Data Mart vs. Data Warehouse: Should You Use Either or Both?
August 4th, 2022
Share this article
Let’s begin by understanding the difference between data mart vs. data warehouse:
- A data mart is a location within a data warehouse that focuses on a specific business unit, department, or project. It represents a smaller, more focused fragment of a company’s data warehouse.
- Meanwhile, a data warehouse is a central data repository that holds large amounts of structured data from different areas of the organization. So, a data mart is a subset of a data warehouse.
Since a data mart is akin to a niche database within a warehouse, the data within data marts is structured, just like in a warehouse.
This article will explore the information flow within data warehouses and marts, followed by their use cases to understand the differences further.
The differences between data lake vs. data warehouse vs. data mart
Typical flow of data in an organization: Lakes to warehouses to marts
Since every organization has hundreds of thousands of data sources, data engineers maintain all that data in its raw form in a data lake. However, the lake data is unusable in its original format as it’s unstructured and messy.
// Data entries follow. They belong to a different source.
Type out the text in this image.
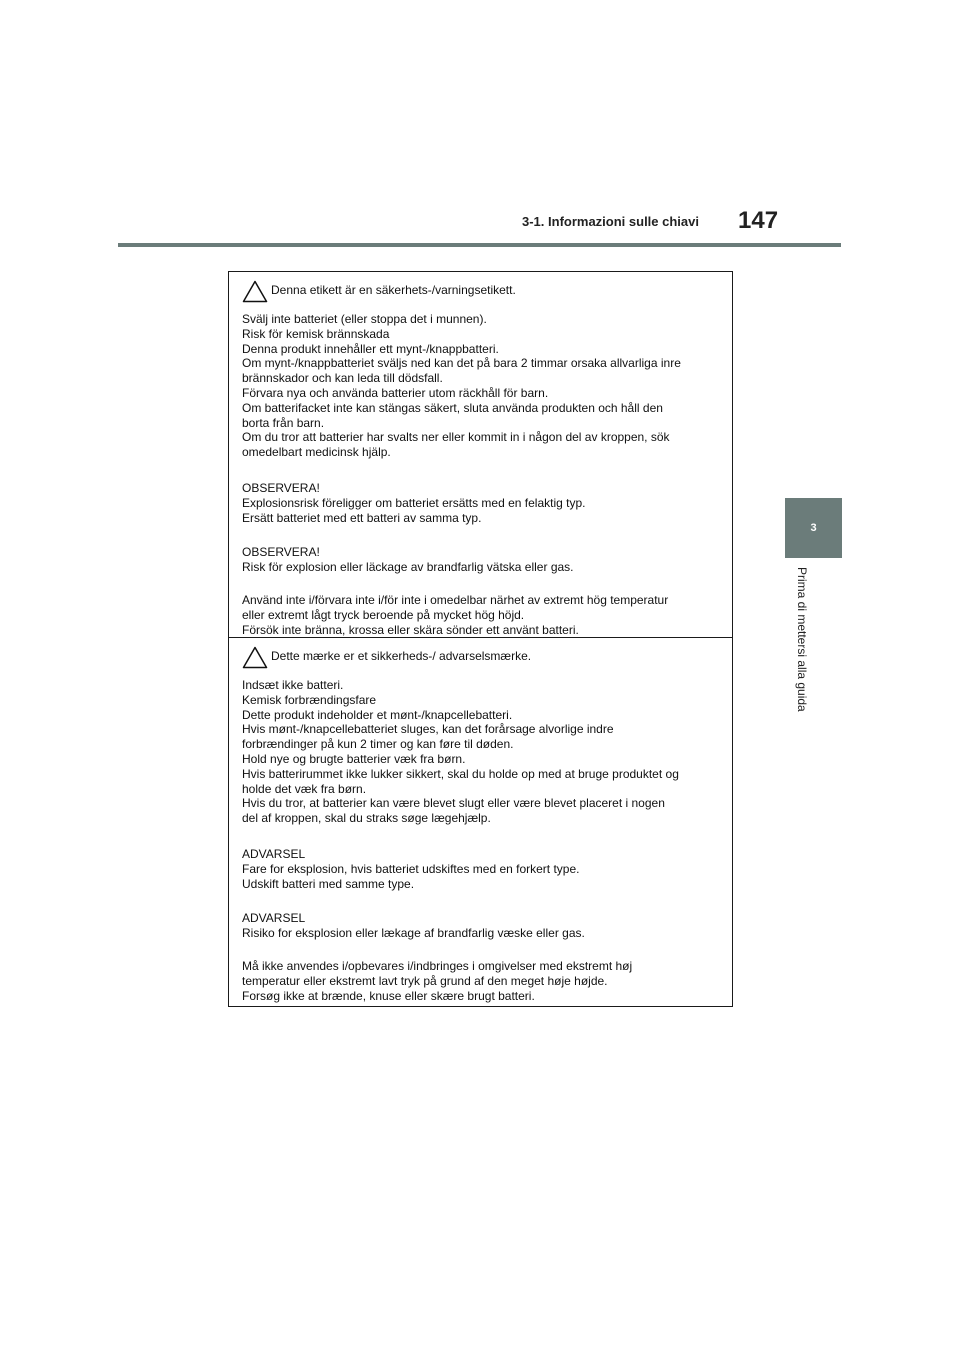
3-1. Informazioni sulle chiavi 147
3
Prima di mettersi alla guida
Denna etikett är en säkerhets-/varningsetikett.
Svälj inte batteriet (eller stoppa det i munnen).
Risk för kemisk brännskada
Denna produkt innehåller ett mynt-/knappbatteri.
Om mynt-/knappbatteriet sväljs ned kan det på bara 2 timmar orsaka allvarliga inre
brännskador och kan leda till dödsfall.
Förvara nya och använda batterier utom räckhåll för barn.
Om batterifacket inte kan stängas säkert, sluta använda produkten och håll den
borta från barn.
Om du tror att batterier har svalts ner eller kommit in i någon del av kroppen, sök
omedelbart medicinsk hjälp.
OBSERVERA!
Explosionsrisk föreligger om batteriet ersätts med en felaktig typ.
Ersätt batteriet med ett batteri av samma typ.
OBSERVERA!
Risk för explosion eller läckage av brandfarlig vätska eller gas.
Använd inte i/förvara inte i/för inte i omedelbar närhet av extremt hög temperatur
eller extremt lågt tryck beroende på mycket hög höjd.
Försök inte bränna, krossa eller skära sönder ett använt batteri.
Dette mærke er et sikkerheds-/ advarselsmærke.
Indsæt ikke batteri.
Kemisk forbrændingsfare
Dette produkt indeholder et mønt-/knapcellebatteri.
Hvis mønt-/knapcellebatteriet sluges, kan det forårsage alvorlige indre
forbrændinger på kun 2 timer og kan føre til døden.
Hold nye og brugte batterier væk fra børn.
Hvis batterirummet ikke lukker sikkert, skal du holde op med at bruge produktet og
holde det væk fra børn.
Hvis du tror, at batterier kan være blevet slugt eller være blevet placeret i nogen
del af kroppen, skal du straks søge lægehjælp.
ADVARSEL
Fare for eksplosion, hvis batteriet udskiftes med en forkert type.
Udskift batteri med samme type.
ADVARSEL
Risiko for eksplosion eller lækage af brandfarlig væske eller gas.
Må ikke anvendes i/opbevares i/indbringes i omgivelser med ekstremt høj
temperatur eller ekstremt lavt tryk på grund af den meget høje højde.
Forsøg ikke at brænde, knuse eller skære brugt batteri.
For example, data lakes may contain files such as audio and video from various marketing campaigns — qualitative, unstructured data.
Engineers must transform such data into a structured format by:
- Implementing a modelling technique to manage the metadata
- Loading the transformed data into the warehouse (and marts) in a way that’s easy to search and access
Let’s explore each of the above steps further.
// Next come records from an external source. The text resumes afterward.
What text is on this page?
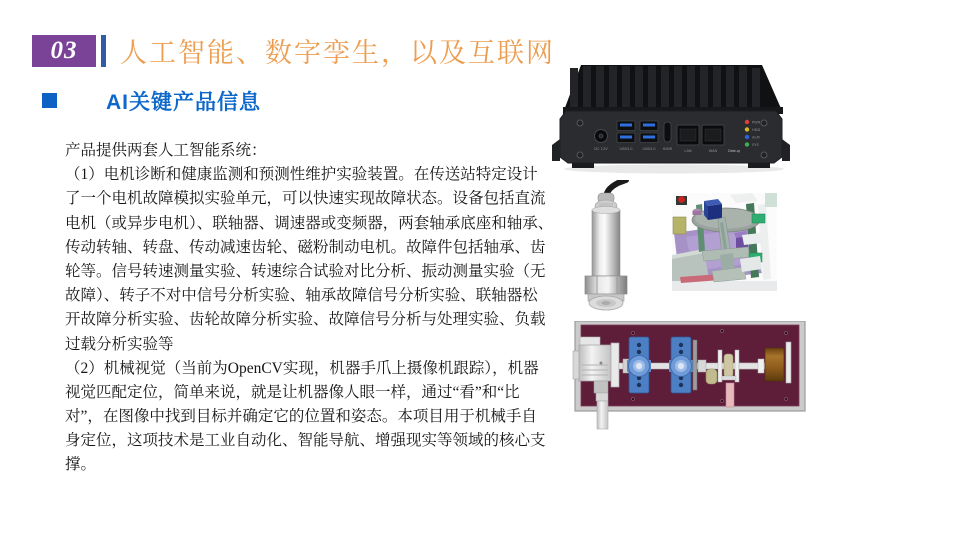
03 人工智能、数字孪生，以及互联网
AI关键产品信息
产品提供两套人工智能系统：
（1）电机诊断和健康监测和预测性维护实验装置。在传送站特定设计
了一个电机故障模拟实验单元，可以快速实现故障状态。设备包括直流
电机（或异步电机）、联轴器、调速器或变频器，两套轴承底座和轴承、
传动转轴、转盘、传动减速齿轮、磁粉制动电机。故障件包括轴承、齿
轮等。信号转速测量实验、转速综合试验对比分析、振动测量实验（无
故障）、转子不对中信号分析实验、轴承故障信号分析实验、联轴器松
开故障分析实验、齿轮故障分析实验、故障信号分析与处理实验、负载
过载分析实验等
（2）机械视觉（当前为OpenCV实现，机器手爪上摄像机跟踪），机器
视觉匹配定位，简单来说，就是让机器像人眼一样，通过“看”和“比
对”，在图像中找到目标并确定它的位置和姿态。本项目用于机械手自
身定位，这项技术是工业自动化、智能导航、增强现实等领域的核心支
撑。
PWR
HDD
ALM
SYS
DC 12V	USB3.0	USB3.0 HDMI	LAN	WAN	Debug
Modelling techniques for the data warehouse
Modelling is crucial to extract value from warehouse data. Here’s how one engineer puts it:
“As a data engineer, you know SQL very well and can probably write SQL queries all day long. But you cannot assume that the typical end-user will be an expert on writing SQL queries. So, our objective is to build a data warehouse so easy for analysts to write analysis queries quickly and effectively.”
Modelling is also all about managing the metadata. The perfect design would help you answer questions such as:
- Where is the data you want?
- What is that data made of?
- Who owns it?
- How does it connect with or impact other data sets?
That’s why business use cases and rules should drive data modelling techniques. There are two prominent data modelling techniques for warehouses — dimensional data modelling (DDM) and Data Vault.
1. Dimensional data modelling
Dimensional data modelling (DDM) is a traditional technique for designing data warehouses. It is a data warehouse design methodology from Ralph Kimball and Margy Ross, co-authors of “The Data Warehouse Toolkit” — considered to be a classic guide to dimensional modelling.
The DDM is a bottom-up approach — the key business processes are identified and the relevant data is modelled first, before moving on to additional business processes. Each business process can be mapped into a unique data mart.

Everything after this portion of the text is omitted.